The merits of the school have manifested themselves clearly since the school’s foundation in 2003. We know we’re doing this right when we get positive feedback and appreciation. The career opportunities and boosts are not just marketing cliché here, but a reality. The school has a remarkable impact on many students’ lives. To give you an example, many original Wolfram R&D members, who later helped to form a machine learning and neural networks team, first had been students at the Wolfram Summer School and worked at the school on advanced data science projects.

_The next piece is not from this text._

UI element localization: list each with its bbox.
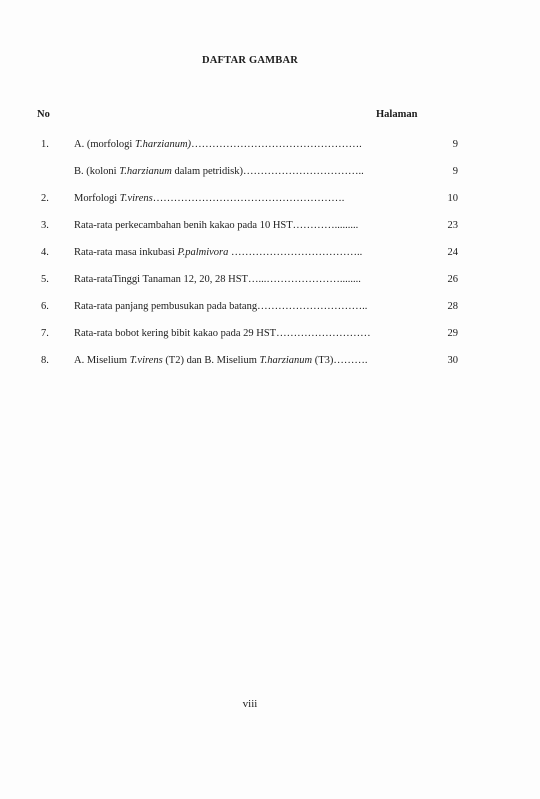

My own professional path is a perfect example of how the Summer School changes lives. When I came to the Summer School as a student in 2010, I was a professor at the City University of New York. Those three weeks were life-changing enough for me to completely change my career path, leave academia and join Wolfram Research. Now I serve as the director of community engagement and take part in many exhilarating projects, including the development and management of the corporate social network, Wolfram Community. I returned to the Summer School as a faculty member every year until 2017, when I filled the shoes of the former academic director.
Takeaways for the Future
Relationships, both of the students with each other and with Wolfram, last long after the Summer School is over. Some will return to the school, some will get internships or employment, some will continue projects and make publications, and some will just keep in touch for potential opportunities.
We also introduce our students to other companies who are interested in their expertise in Wolfram technologies, which are widely used in industry and academia around the world. One of the most indispensable benefits of the school is its diversity of student ages, cultures, countries, backgrounds and career approaches, from early undergrads to established professionals. For instance, John Cromwell, a professor of surgery at the University of Iowa whose work was featured in The Wall Street Journal, developed this year a machine learning application for predicting surgical site infections and is considering turning it into a real medical application that helps people.
We’re honored to have hosted another talented and diverse group of students. We’re also thankful that both staff and students were able to adapt to the unforeseen changes the Summer School underwent this year. Participants certainly have bright futures ahead, and we look forward to seeing more of their contributions and ways they can incorporate Wolfram technology in their fields.